From Serbia, Stefan Djordjevic’s Wind, Talk to Me is a family affair that stars Djordjevic and his real-life relatives as they gather at a rural campsite and rebuild a lakehouse in the wake of a matriarch’s death. Djordjevic, gloomy but silently charismatic, plays himself, a filmmaker with hopes of making a documentary about his mother, who died recently. Footage of his past meetings with her at the same rural location is woven (imperceptibly for about half the runtime) into the present-day events, creating a melancholically phantasmal ambience. Featuring a remarkable dog performance from a stray-turned-companion named Lija, the film, for all its art-house conventionalities, stands out for its handsome imagery and restrained camerawork—typically static, with movement sparingly, strategically employed to convey moments of small wonder and revelation.

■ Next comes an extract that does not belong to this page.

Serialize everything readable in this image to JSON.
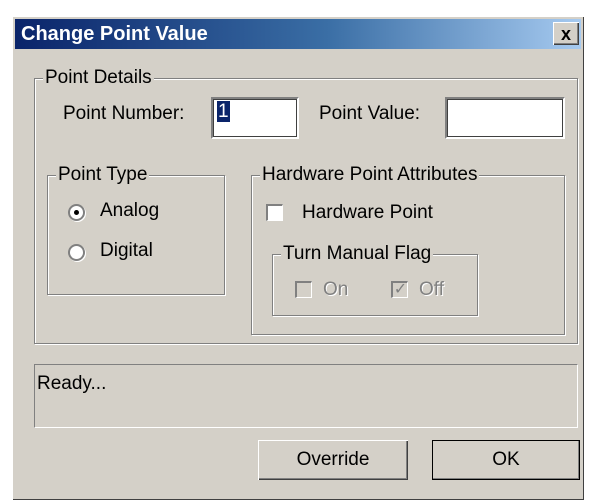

The competition, as a whole, struck me as an improvement over previous years, but my favorite film of the festival was in Bright Future—the section dedicated to debut films—and aptly titled Debut (or Objects of the Field of Debris as Currently Catalogued). A real lo-fi production by the American filmmaker Julian Castronovo, this Borgesian techno-noir tracks two parallel investigations: a louche wannabe filmmaker named Julian Castronovo (played by the actual Castronovo) becomes obsessed with an art forgery scheme connected to his NYC apartment and the mysterious disappearance of the artist behind the forgeries; meanwhile, in voice-over bits woven throughout, a robotic-sounding woman analyzes the character of Castronovo as if he were the object of a scientific study. (The latter feels more like a mock-inquiry into a certain downtown strain of 20-something art-kid dirtbag than a genuine self-portrait, aided, perhaps unintentionally, by Castronovo’s theory-dense musings.) Composed of shitty laptop vlogs, phone recordings, and powerpoint-esque images of texts and archival materials, the film drolly probes ideas about amateurism and authorship with the spooky undertow of other internet-age thrillers (Unfriended, We’re All Going to the World’s Fair)—making a strong case for future Castronovo investors (the fictional Castronovo has to deal with a shady would-be financier) to go all in on a second venture.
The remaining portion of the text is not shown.